# Encoding data with labels

Prompt: Write a code to encode all the columns in the dataset called train.csv. Use label encoding method.

To perform label encoding on all the categorical columns in a dataset, you can use the LabelEncoder from the sklearn.preprocessing module. Here's a code snippet that demonstrates how to do this for a CSV file named train.csv:

In [1]:
import pandas as pd
from sklearn.preprocessing import LabelEncoder

# Load the dataset
df = pd.read_csv('train.csv', sep=";")

# Initialize a label encoder for each categorical column
label_encoders = {}
for column in df.columns:
    if df[column].dtype == 'object':  # If the column is categorical
        label_encoders[column] = LabelEncoder()
        df[column] = label_encoders[column].fit_transform(df[column])

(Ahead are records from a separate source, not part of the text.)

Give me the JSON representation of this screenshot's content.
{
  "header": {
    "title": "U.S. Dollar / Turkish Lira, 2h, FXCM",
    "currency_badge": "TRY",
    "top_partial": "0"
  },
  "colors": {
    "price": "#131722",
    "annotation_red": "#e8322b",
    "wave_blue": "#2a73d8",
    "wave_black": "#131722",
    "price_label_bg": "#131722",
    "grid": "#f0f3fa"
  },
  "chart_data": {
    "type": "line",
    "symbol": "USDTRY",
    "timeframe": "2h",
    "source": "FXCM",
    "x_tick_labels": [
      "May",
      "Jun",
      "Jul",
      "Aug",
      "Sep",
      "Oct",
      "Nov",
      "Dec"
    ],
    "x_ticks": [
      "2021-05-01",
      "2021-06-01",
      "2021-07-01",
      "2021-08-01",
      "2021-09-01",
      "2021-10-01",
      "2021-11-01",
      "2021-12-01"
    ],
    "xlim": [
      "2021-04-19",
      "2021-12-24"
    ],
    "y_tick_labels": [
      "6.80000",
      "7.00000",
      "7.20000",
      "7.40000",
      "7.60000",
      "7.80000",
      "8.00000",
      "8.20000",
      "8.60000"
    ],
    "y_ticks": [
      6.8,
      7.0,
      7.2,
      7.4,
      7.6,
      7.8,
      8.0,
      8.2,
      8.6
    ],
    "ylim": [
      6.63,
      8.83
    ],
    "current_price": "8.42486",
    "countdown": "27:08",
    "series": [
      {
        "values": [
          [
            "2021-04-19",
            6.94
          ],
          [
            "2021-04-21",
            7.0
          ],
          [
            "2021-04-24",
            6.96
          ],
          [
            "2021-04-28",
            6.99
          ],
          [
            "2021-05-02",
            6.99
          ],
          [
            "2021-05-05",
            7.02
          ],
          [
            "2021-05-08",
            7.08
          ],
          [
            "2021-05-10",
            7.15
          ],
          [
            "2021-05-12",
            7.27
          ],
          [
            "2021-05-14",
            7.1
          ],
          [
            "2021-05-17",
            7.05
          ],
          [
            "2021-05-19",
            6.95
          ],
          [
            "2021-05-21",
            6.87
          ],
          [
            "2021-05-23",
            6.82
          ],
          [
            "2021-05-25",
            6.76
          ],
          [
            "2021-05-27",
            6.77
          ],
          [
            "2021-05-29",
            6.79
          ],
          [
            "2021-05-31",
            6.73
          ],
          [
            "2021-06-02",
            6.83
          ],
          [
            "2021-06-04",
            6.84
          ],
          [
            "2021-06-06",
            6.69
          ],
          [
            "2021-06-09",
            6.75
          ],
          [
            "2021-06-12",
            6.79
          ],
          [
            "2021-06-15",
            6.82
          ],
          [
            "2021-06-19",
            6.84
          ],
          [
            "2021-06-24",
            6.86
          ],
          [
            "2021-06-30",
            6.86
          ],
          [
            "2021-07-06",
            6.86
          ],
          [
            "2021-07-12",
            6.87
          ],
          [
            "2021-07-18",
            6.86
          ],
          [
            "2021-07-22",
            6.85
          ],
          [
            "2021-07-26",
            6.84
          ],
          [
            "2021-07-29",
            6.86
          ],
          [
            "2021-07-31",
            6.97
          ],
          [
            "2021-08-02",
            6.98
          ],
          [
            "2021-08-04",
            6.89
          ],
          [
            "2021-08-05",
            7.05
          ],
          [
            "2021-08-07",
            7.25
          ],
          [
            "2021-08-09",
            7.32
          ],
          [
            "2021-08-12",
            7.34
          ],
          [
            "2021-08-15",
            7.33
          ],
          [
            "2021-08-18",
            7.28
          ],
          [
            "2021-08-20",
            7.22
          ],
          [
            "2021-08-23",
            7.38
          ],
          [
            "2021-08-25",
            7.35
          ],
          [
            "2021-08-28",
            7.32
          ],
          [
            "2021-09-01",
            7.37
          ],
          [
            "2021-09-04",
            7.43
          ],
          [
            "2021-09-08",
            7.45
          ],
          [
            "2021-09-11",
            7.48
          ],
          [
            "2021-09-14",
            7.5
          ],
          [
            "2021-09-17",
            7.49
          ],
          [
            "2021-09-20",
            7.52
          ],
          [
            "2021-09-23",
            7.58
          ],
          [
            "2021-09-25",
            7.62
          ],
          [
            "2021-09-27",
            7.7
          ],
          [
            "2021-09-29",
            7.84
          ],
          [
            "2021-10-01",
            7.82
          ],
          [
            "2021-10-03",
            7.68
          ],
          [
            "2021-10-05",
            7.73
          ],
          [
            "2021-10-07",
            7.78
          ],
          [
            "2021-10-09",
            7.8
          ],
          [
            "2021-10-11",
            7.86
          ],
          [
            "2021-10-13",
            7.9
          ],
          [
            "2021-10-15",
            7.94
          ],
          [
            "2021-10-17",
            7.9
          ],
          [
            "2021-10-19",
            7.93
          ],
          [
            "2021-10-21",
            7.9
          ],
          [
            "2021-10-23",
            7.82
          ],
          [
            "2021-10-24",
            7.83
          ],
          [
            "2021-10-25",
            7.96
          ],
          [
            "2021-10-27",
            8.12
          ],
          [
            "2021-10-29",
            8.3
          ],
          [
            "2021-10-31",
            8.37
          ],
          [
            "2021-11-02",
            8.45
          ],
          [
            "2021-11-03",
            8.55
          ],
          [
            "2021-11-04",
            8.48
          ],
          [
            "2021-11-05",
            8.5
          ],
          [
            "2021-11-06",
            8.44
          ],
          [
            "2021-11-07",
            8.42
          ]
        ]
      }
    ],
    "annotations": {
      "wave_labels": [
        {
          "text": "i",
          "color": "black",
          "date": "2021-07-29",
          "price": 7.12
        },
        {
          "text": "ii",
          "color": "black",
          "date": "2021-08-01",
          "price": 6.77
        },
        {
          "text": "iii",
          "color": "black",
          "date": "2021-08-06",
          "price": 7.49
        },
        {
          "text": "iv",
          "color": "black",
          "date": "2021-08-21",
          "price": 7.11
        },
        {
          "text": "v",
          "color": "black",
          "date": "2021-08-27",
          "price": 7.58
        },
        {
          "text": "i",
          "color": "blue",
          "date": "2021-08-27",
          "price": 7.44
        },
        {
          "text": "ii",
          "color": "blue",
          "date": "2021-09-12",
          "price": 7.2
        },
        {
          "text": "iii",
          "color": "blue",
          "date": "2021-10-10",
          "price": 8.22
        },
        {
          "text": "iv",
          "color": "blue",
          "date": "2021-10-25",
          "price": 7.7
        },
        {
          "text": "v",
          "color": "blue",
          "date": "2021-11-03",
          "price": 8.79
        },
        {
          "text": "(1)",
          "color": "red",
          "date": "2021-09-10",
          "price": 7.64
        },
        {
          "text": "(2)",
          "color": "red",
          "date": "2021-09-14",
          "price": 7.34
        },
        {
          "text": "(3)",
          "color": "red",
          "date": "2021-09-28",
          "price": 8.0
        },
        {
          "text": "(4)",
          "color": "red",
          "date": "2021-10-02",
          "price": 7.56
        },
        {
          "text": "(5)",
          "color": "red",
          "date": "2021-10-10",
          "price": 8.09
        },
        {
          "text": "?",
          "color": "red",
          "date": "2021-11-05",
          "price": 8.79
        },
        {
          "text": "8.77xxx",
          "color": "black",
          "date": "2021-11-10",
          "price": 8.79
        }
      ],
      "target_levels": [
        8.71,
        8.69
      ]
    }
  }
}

# Save the label encoded DataFrame to a new CSV file
df.to_csv('train_label_encoded.csv', index=False)

print("All categorical columns have been label encoded and saved to 'train_label_encoded.csv'.")



All categorical columns have been label encoded and saved to 'trainCSET_label_encoded.csv'.


This script reads your dataset from train.csv, iterates over all columns, checks if they are categorical (of object type), and applies label encoding to them. The encoded DataFrame is then saved back to a new CSV file called train_label_encoded.csv.

Remember that label encoding assigns a unique integer to each category within a column, which might not be appropriate for all machine learning models, especially those that assume numerical order unless the categorical data is ordinal. For nominal data, you might want to use one-hot encoding instead.